Disaster Recovery

For every SaaS deployment of Moogsoft AIOps, Moogsoft takes every measure to prevent an outage. This topic details our SaaS disaster prevention measures along with our disaster recovery plan in the unlikely case of an outage.

Preventative Measures

All SaaS deployments in the cloud have a High Availability (HA) configuration. We locate each instance within each HA pair in different availability zones. This allows us to manage a single site outage in any of the cloud provider data centers. It also allows us to maintain the data and system processing configuration, and keep them intact during the outage.

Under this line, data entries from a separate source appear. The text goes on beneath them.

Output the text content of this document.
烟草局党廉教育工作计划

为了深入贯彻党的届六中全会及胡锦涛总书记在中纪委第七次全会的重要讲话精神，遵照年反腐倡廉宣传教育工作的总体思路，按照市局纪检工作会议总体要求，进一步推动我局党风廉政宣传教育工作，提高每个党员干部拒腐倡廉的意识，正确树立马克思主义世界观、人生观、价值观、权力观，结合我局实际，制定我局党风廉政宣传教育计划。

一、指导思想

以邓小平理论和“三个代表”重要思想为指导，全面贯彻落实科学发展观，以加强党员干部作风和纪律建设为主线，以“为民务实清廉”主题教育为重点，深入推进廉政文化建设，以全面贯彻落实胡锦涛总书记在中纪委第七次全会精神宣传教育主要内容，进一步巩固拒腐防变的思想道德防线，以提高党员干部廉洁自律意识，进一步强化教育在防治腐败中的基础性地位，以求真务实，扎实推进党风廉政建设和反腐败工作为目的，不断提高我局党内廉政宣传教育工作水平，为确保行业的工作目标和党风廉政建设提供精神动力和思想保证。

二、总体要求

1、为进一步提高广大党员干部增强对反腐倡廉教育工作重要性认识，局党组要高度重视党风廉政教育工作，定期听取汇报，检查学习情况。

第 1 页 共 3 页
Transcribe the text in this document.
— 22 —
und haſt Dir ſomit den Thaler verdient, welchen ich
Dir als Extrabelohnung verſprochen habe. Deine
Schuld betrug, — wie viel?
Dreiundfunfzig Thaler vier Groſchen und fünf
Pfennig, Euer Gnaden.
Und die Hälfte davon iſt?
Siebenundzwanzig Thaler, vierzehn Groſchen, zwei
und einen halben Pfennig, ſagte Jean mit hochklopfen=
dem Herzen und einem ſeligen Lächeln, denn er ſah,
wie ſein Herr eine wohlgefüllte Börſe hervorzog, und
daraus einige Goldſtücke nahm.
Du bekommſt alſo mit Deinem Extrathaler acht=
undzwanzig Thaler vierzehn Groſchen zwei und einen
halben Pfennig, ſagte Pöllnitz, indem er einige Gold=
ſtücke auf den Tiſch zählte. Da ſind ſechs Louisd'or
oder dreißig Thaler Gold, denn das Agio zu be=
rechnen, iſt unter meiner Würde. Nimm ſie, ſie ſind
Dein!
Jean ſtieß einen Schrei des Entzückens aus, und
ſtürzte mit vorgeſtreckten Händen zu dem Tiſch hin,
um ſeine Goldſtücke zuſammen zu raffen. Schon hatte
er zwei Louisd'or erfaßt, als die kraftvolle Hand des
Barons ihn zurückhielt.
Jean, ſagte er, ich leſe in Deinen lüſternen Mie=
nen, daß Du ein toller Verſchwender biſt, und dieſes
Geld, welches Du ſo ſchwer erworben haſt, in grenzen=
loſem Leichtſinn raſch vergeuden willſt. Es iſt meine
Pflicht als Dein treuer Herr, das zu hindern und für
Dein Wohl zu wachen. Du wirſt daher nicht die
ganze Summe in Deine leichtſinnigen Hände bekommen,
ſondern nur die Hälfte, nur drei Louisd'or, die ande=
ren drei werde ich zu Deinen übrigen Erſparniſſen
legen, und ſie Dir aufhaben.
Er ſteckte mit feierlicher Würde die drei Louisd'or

Moogsoft AIOps and the Database use automatic failover. If one instance of either of these processes fails, the system handles failover on its own, without human intervention. If services in one availability zone go down, the services continue to run in the second availability zone. When the failed availability zone comes back online services resume full HA capacity. Moogsoft AIOps vertical scaling model means that you don't experience a degradation of service when a single availability zone is offline.

Backups

We store all configurations and configuration changes in GitHub. All configurations remain intact even in the case of loss of service.

We use infrastructure as code to build out the infrastructure for deployments. This allows us to restore service quickly in the event of infrastructure loss. We store our infrastructure in Git and update it during maintenance changes.

Database Restoration

In the event that the database goes offline, we use the latest five daily snapshots when we restore service. The time it takes to restore a database depends on the database size and the cloud provider, but we estimate the process taking up to two hours. During a database outage you cannot access the Moogsoft AIOps UI or ingest events. We work to restore the database as quickly as possible within the constraints of the snapshots available from the cloud provider.

Cluster/Infrastructure Restoration

The only times when we should need to rebuild infrastructure are in the case of a cloud provider outage or security breach or the cloud providers suffer an outage. We use Terraform to rebuild. Generally the process takes about an hour. We pull all configurations from the most recent serviceable checkpoint in Git to prevent configuration loss.

A full restore from our Terraform repo generally takes longer than an infrastructure migration. To minimize the outage time and data loss in these types of cases, we work with the cloud provider to restore the original infrastructure before attempting a full restore.